Appellant’s second point simply states: “Defendant’s Exhibit G was erroneously excluded from evidence”. Without stating wherein and why the trial court erred, this point is patently in violation of Rule 84.04(d) and preserves nothing for review. Thummel v. King, 570 S.W.2d 679, 685 (Mo. banc 1978).

Defendant next complains that the trial court erroneously submitted Instruction Number 6, plaintiff’s contributory negligence instruction, which reads:

Your verdict must be for plaintiff on the counterclaims of both Raymond Pet-tus and Myrtle Louise Pettus if you believe:
First, defendant Raymond Pettus drove on the wrong side of the road, and
Second, defendant, Raymond Pettus was thereby negligent, and
Third, such negligence of defendant Raymond Pettus directly caused or directly contributed to cause any injuries and damages defendants may have sustained.

Defendant asserts that the use of the word “drove” was improper in this case because the evidence was that if the defendant was on the wrong side of the road at all, he skidded there and did not “drive” there. He cites McIntyre v. Whited, 440 S.W.2d 449 (Mo.1969), and Strickland v. Barker, 436 S.W.2d 37 (Mo.1969), as support for his position. Defendant overlooks, however, the fact that this view was expressly overruled by Friederich v. Chamberlain, 458 S.W.2d 360, 366 (Mo. banc 1970), which points out that “drove” may be an apt characterization of a skid situation.

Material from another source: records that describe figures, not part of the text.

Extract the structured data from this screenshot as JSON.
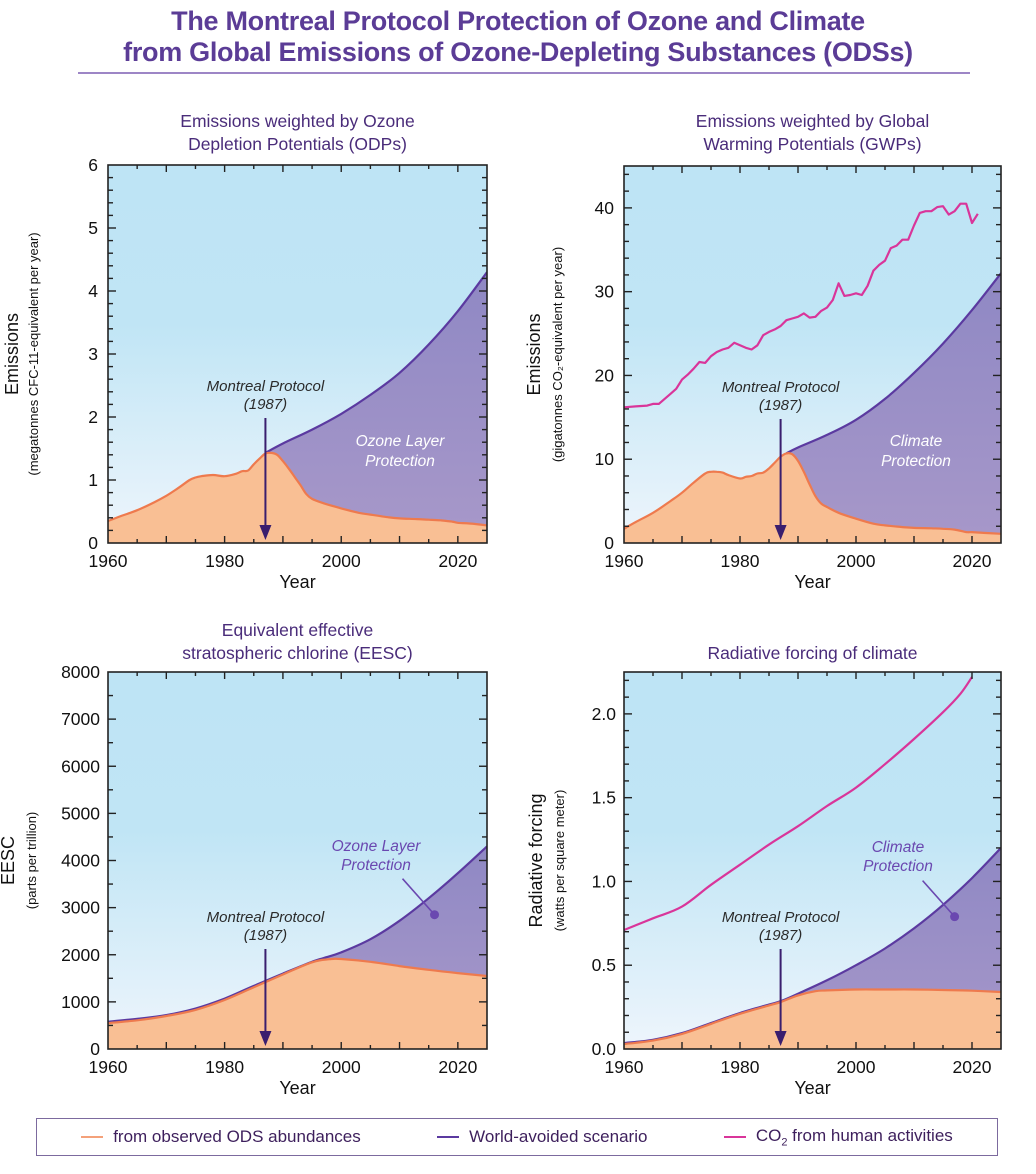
{
  "figure": {
    "title_line1": "The Montreal Protocol Protection of Ozone and Climate",
    "title_line2": "from Global Emissions of Ozone-Depleting Substances (ODSs)"
  },
  "colors": {
    "observed_line": "#ee7a4e",
    "observed_fill": "#f9bf94",
    "avoided_line": "#5b3aa0",
    "avoided_fill": "#9a8dc6",
    "co2_line": "#d9359a",
    "bg_top": "#bee4f5",
    "bg_bottom": "#eef5fc",
    "arrow": "#3a1e6e",
    "title": "#5b3c96"
  },
  "legend": {
    "items": [
      {
        "label": "from observed ODS abundances",
        "color": "#f4a17a"
      },
      {
        "label": "World-avoided scenario",
        "color": "#5b3aa0"
      },
      {
        "label_main": "CO",
        "label_sub": "2",
        "label_rest": " from human activities",
        "color": "#d9359a"
      }
    ]
  },
  "chart_data": [
    {
      "id": "odp",
      "type": "area",
      "title_line1": "Emissions weighted by Ozone",
      "title_line2": "Depletion Potentials (ODPs)",
      "xlabel": "Year",
      "ylabel": "Emissions",
      "ylabel_sub": "(megatonnes CFC-11-equivalent per year)",
      "xlim": [
        1960,
        2025
      ],
      "ylim": [
        0,
        6
      ],
      "xticks": [
        1960,
        1980,
        2000,
        2020
      ],
      "xminor": 5,
      "yticks": [
        0,
        1,
        2,
        3,
        4,
        5,
        6
      ],
      "ytick_labels": [
        "0",
        "1",
        "2",
        "3",
        "4",
        "5",
        "6"
      ],
      "yminor": 0.2,
      "series": [
        {
          "name": "from observed ODS abundances",
          "x": [
            1960,
            1962,
            1965,
            1968,
            1970,
            1972,
            1974,
            1975,
            1976,
            1978,
            1980,
            1982,
            1983,
            1984,
            1985,
            1986,
            1987,
            1988,
            1989,
            1990,
            1991,
            1992,
            1993,
            1994,
            1995,
            1997,
            2000,
            2003,
            2005,
            2008,
            2010,
            2013,
            2015,
            2017,
            2019,
            2020,
            2022,
            2025
          ],
          "y": [
            0.35,
            0.42,
            0.52,
            0.65,
            0.75,
            0.87,
            1.0,
            1.04,
            1.06,
            1.08,
            1.06,
            1.1,
            1.14,
            1.15,
            1.25,
            1.34,
            1.42,
            1.43,
            1.4,
            1.3,
            1.18,
            1.05,
            0.92,
            0.78,
            0.7,
            0.63,
            0.55,
            0.48,
            0.45,
            0.41,
            0.39,
            0.38,
            0.37,
            0.36,
            0.34,
            0.32,
            0.31,
            0.28
          ]
        },
        {
          "name": "World-avoided scenario",
          "x": [
            1987,
            1990,
            1995,
            2000,
            2005,
            2010,
            2015,
            2020,
            2025
          ],
          "y": [
            1.43,
            1.58,
            1.8,
            2.05,
            2.35,
            2.7,
            3.15,
            3.68,
            4.3
          ]
        }
      ],
      "annotations": {
        "protocol_line1": "Montreal Protocol",
        "protocol_line2": "(1987)",
        "protocol_year": 1987,
        "area_line1": "Ozone Layer",
        "area_line2": "Protection"
      }
    },
    {
      "id": "gwp",
      "type": "area",
      "title_line1": "Emissions weighted by Global",
      "title_line2": "Warming Potentials (GWPs)",
      "xlabel": "Year",
      "ylabel": "Emissions",
      "ylabel_sub": "(gigatonnes CO₂-equivalent per year)",
      "xlim": [
        1960,
        2025
      ],
      "ylim": [
        0,
        45
      ],
      "xticks": [
        1960,
        1980,
        2000,
        2020
      ],
      "xminor": 5,
      "yticks": [
        0,
        10,
        20,
        30,
        40
      ],
      "ytick_labels": [
        "0",
        "10",
        "20",
        "30",
        "40"
      ],
      "yminor": 2,
      "series": [
        {
          "name": "from observed ODS abundances",
          "x": [
            1960,
            1962,
            1965,
            1968,
            1970,
            1972,
            1974,
            1975,
            1976,
            1977,
            1978,
            1980,
            1981,
            1982,
            1983,
            1984,
            1985,
            1986,
            1987,
            1988,
            1989,
            1990,
            1991,
            1992,
            1993,
            1994,
            1995,
            1997,
            2000,
            2003,
            2005,
            2008,
            2010,
            2013,
            2015,
            2017,
            2019,
            2020,
            2022,
            2025
          ],
          "y": [
            1.7,
            2.5,
            3.6,
            5.0,
            6.0,
            7.2,
            8.3,
            8.5,
            8.5,
            8.4,
            8.1,
            7.7,
            7.9,
            8.0,
            8.3,
            8.4,
            8.9,
            9.6,
            10.3,
            10.7,
            10.6,
            9.8,
            8.5,
            7.0,
            5.6,
            4.7,
            4.3,
            3.6,
            2.9,
            2.3,
            2.1,
            1.9,
            1.8,
            1.75,
            1.7,
            1.6,
            1.3,
            1.3,
            1.2,
            1.1
          ]
        },
        {
          "name": "World-avoided scenario",
          "x": [
            1988,
            1990,
            1995,
            2000,
            2005,
            2010,
            2015,
            2020,
            2025
          ],
          "y": [
            10.7,
            11.4,
            12.9,
            14.7,
            17.2,
            20.3,
            23.8,
            27.8,
            32.2
          ]
        },
        {
          "name": "CO2 from human activities",
          "x": [
            1960,
            1962,
            1964,
            1965,
            1966,
            1968,
            1969,
            1970,
            1971,
            1972,
            1973,
            1974,
            1975,
            1976,
            1977,
            1978,
            1979,
            1980,
            1981,
            1982,
            1983,
            1984,
            1985,
            1986,
            1987,
            1988,
            1989,
            1990,
            1991,
            1992,
            1993,
            1994,
            1995,
            1996,
            1997,
            1998,
            1999,
            2000,
            2001,
            2002,
            2003,
            2004,
            2005,
            2006,
            2007,
            2008,
            2009,
            2010,
            2011,
            2012,
            2013,
            2014,
            2015,
            2016,
            2017,
            2018,
            2019,
            2020,
            2021
          ],
          "y": [
            16.2,
            16.3,
            16.4,
            16.6,
            16.6,
            17.8,
            18.4,
            19.5,
            20.1,
            20.8,
            21.6,
            21.5,
            22.3,
            22.8,
            23.1,
            23.3,
            23.9,
            23.6,
            23.3,
            23.1,
            23.6,
            24.8,
            25.2,
            25.5,
            25.9,
            26.6,
            26.8,
            27.0,
            27.4,
            26.9,
            27.0,
            27.7,
            28.1,
            29.0,
            31.0,
            29.5,
            29.6,
            29.8,
            29.6,
            30.7,
            32.5,
            33.2,
            33.7,
            35.2,
            35.5,
            36.2,
            36.2,
            37.9,
            39.4,
            39.6,
            39.6,
            40.1,
            40.2,
            39.2,
            39.6,
            40.5,
            40.5,
            38.2,
            39.3
          ]
        }
      ],
      "annotations": {
        "protocol_line1": "Montreal Protocol",
        "protocol_line2": "(1987)",
        "protocol_year": 1987,
        "area_line1": "Climate",
        "area_line2": "Protection"
      }
    },
    {
      "id": "eesc",
      "type": "area",
      "title_line1": "Equivalent effective",
      "title_line2": "stratospheric chlorine (EESC)",
      "xlabel": "Year",
      "ylabel": "EESC",
      "ylabel_sub": "(parts per trillion)",
      "xlim": [
        1960,
        2025
      ],
      "ylim": [
        0,
        8000
      ],
      "xticks": [
        1960,
        1980,
        2000,
        2020
      ],
      "xminor": 5,
      "yticks": [
        0,
        1000,
        2000,
        3000,
        4000,
        5000,
        6000,
        7000,
        8000
      ],
      "ytick_labels": [
        "0",
        "1000",
        "2000",
        "3000",
        "4000",
        "5000",
        "6000",
        "7000",
        "8000"
      ],
      "yminor": 500,
      "series": [
        {
          "name": "from observed ODS abundances",
          "x": [
            1960,
            1965,
            1970,
            1975,
            1980,
            1985,
            1990,
            1995,
            1998,
            2000,
            2005,
            2010,
            2015,
            2020,
            2025
          ],
          "y": [
            550,
            610,
            700,
            830,
            1040,
            1310,
            1580,
            1840,
            1905,
            1910,
            1850,
            1760,
            1680,
            1610,
            1550
          ]
        },
        {
          "name": "World-avoided scenario",
          "x": [
            1960,
            1965,
            1970,
            1975,
            1980,
            1985,
            1990,
            1995,
            1997,
            2000,
            2005,
            2010,
            2015,
            2020,
            2025
          ],
          "y": [
            580,
            640,
            720,
            860,
            1070,
            1340,
            1600,
            1850,
            1930,
            2050,
            2330,
            2720,
            3200,
            3730,
            4300
          ]
        }
      ],
      "annotations": {
        "protocol_line1": "Montreal Protocol",
        "protocol_line2": "(1987)",
        "protocol_year": 1987,
        "area_line1": "Ozone Layer",
        "area_line2": "Protection",
        "pointer_year": 2016,
        "pointer_value": 2850
      }
    },
    {
      "id": "rf",
      "type": "area",
      "title_line1": "Radiative forcing of climate",
      "title_line2": "",
      "xlabel": "Year",
      "ylabel": "Radiative forcing",
      "ylabel_sub": "(watts per square meter)",
      "xlim": [
        1960,
        2025
      ],
      "ylim": [
        0,
        2.25
      ],
      "xticks": [
        1960,
        1980,
        2000,
        2020
      ],
      "xminor": 5,
      "yticks": [
        0,
        0.5,
        1.0,
        1.5,
        2.0
      ],
      "ytick_labels": [
        "0.0",
        "0.5",
        "1.0",
        "1.5",
        "2.0"
      ],
      "yminor": 0.1,
      "series": [
        {
          "name": "from observed ODS abundances",
          "x": [
            1960,
            1965,
            1970,
            1975,
            1980,
            1985,
            1987,
            1990,
            1993,
            1995,
            2000,
            2005,
            2010,
            2015,
            2020,
            2025
          ],
          "y": [
            0.03,
            0.05,
            0.09,
            0.15,
            0.21,
            0.26,
            0.28,
            0.32,
            0.345,
            0.35,
            0.355,
            0.355,
            0.355,
            0.352,
            0.348,
            0.34
          ]
        },
        {
          "name": "World-avoided scenario",
          "x": [
            1960,
            1965,
            1970,
            1975,
            1980,
            1985,
            1987,
            1990,
            1995,
            2000,
            2005,
            2010,
            2015,
            2020,
            2025
          ],
          "y": [
            0.035,
            0.055,
            0.095,
            0.155,
            0.215,
            0.265,
            0.285,
            0.33,
            0.41,
            0.5,
            0.6,
            0.72,
            0.86,
            1.02,
            1.2
          ]
        },
        {
          "name": "CO2 from human activities",
          "x": [
            1960,
            1965,
            1970,
            1975,
            1980,
            1985,
            1990,
            1995,
            2000,
            2005,
            2010,
            2015,
            2018,
            2020
          ],
          "y": [
            0.71,
            0.78,
            0.85,
            0.98,
            1.1,
            1.22,
            1.33,
            1.45,
            1.56,
            1.7,
            1.85,
            2.01,
            2.12,
            2.22
          ]
        }
      ],
      "annotations": {
        "protocol_line1": "Montreal Protocol",
        "protocol_line2": "(1987)",
        "protocol_year": 1987,
        "area_line1": "Climate",
        "area_line2": "Protection",
        "pointer_year": 2017,
        "pointer_value": 0.79
      }
    }
  ]
}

When Friederich was decided, however, MAI 17.13 specified that “Defendant drove on the wrong side of the road” was the proper submission. This was revised in 1973 to read “Defendant was on the wrong side of the road at the time of collision,” but the “at the time of collision” language was found to cause difficulty under some circumstances. See Pittock v. Gardner, 530 S.W.2d 217 (Mo. banc 1975); McCroskey v. Marshall, 519 S.W.2d 717 (Mo.App.1975). Then in 1977, MAI 17.13 was again revised to its present form: “Defendant was on the wrong side of the road.” The Notes on Use following MAI 17.13 (1977 revision) state inter alia:

This instruction is applicable both where the collision occurs on the wrong side of the road and where the collision occurs with the defendant on the correct side of the road but is caused by the defendant having driven on the wrong side of the road. This is the applicable instruction in both skidding and non-skidding cases.

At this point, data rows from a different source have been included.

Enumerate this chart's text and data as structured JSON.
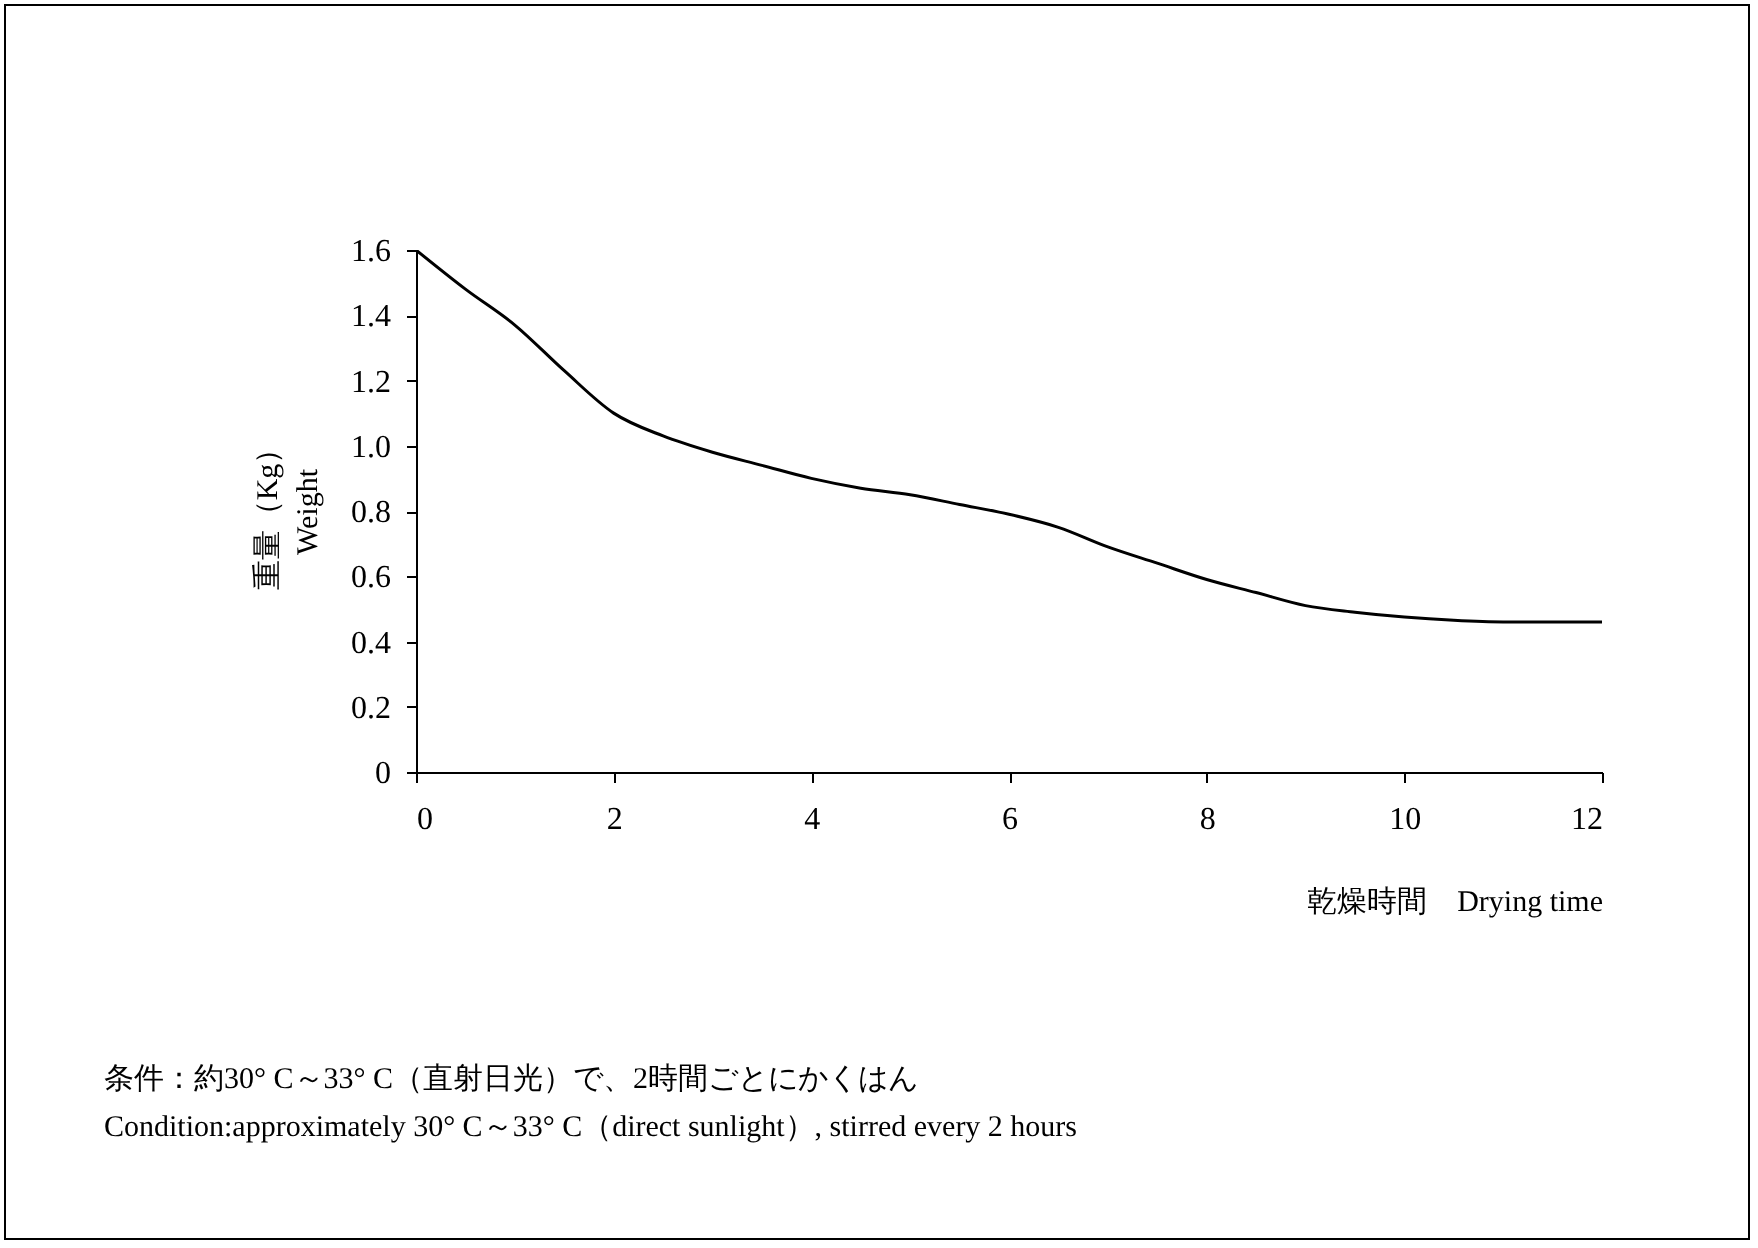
{
  "chart_data": {
    "type": "line",
    "xlabel": "乾燥時間　Drying time",
    "ylabel": "重量（Kg）\nWeight",
    "x": [
      0,
      0.5,
      1,
      1.5,
      2,
      2.5,
      3,
      3.5,
      4,
      4.5,
      5,
      5.5,
      6,
      6.5,
      7,
      7.5,
      8,
      8.5,
      9,
      9.5,
      10,
      10.5,
      11,
      11.5,
      12
    ],
    "series": [
      {
        "color": "#000000",
        "values": [
          1.6,
          1.48,
          1.37,
          1.23,
          1.1,
          1.03,
          0.98,
          0.94,
          0.9,
          0.87,
          0.85,
          0.82,
          0.79,
          0.75,
          0.69,
          0.64,
          0.59,
          0.55,
          0.51,
          0.49,
          0.475,
          0.465,
          0.46,
          0.46,
          0.46
        ]
      }
    ],
    "xlim": [
      0,
      12
    ],
    "xticks": [
      0,
      2,
      4,
      6,
      8,
      10,
      12
    ],
    "ylim": [
      0,
      1.6
    ],
    "yticks": [
      0,
      {
        "value": 0.2,
        "label": "0.2"
      },
      {
        "value": 0.4,
        "label": "0.4"
      },
      {
        "value": 0.6,
        "label": "0.6"
      },
      {
        "value": 0.8,
        "label": "0.8"
      },
      {
        "value": 1.0,
        "label": "1.0"
      },
      {
        "value": 1.2,
        "label": "1.2"
      },
      {
        "value": 1.4,
        "label": "1.4"
      },
      {
        "value": 1.6,
        "label": "1.6"
      }
    ],
    "grid": false,
    "marker": "none",
    "line_style": "solid",
    "annotations": [
      "条件：約30° C～33° C（直射日光）で、2時間ごとにかくはん",
      "Condition:approximately 30° C～33° C（direct sunlight）, stirred every  2  hours"
    ]
  }
}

Furthermore, the Committee’s Comment regarding the 1977 revision to MAI 17.13 notes that, “skidding is a circumstance which the jury can consider in connection with all other facts and circumstances in deciding whether defendant was negligent.”

It appears, therefore, that “Defendant was on the wrong side of the road” was the instruction called for in this situation by the MAI and Rule 70.02(b) to the exclusion of any other instruction on the same subject.1 Rule 70.02(c) provides that when an applicable MAI instruction is not used, failure to do so constitutes error, “its prejudi[750]*750cial effect to be judicially determined.” We find no prejudicial error.2

A test for judicially determining the prejudicial effect of a deviant MAI instruction, which is not otherwise unfavorable to the opposing party, is whether it places a greater burden on the party submitting it than would the conforming MAI instruction. Wagoner v. Hurt, 554 S.W.2d 587, 590 (Mo.App.1977); Curators of University Missouri ex rel. Shell-Con, Inc. v. Nebraska Prestressed Concrete Co., 526 S.W.2d 903 (Mo.App.1975). Here a reasonable jury would likely demand more evidence to find that defendant “drove” in the wrong lane than to conclude merely that defendant “was” in the wrong lane. It remains, however, that the jury must determine, regardless of whether the instruction is “drove” or “was”, that the defendant’s negligence was what caused him to be on the wrong side of the road. Our impression, and the Comments and Notes on Use previously mentioned support our view, is that the revision of MAI 17.13 was made to permit the use of one common instruction in wrong side of the road eases, furthering the MAI goal of standardizing jury instructions. The crucial determination for the jury is whether the defendant was negligent.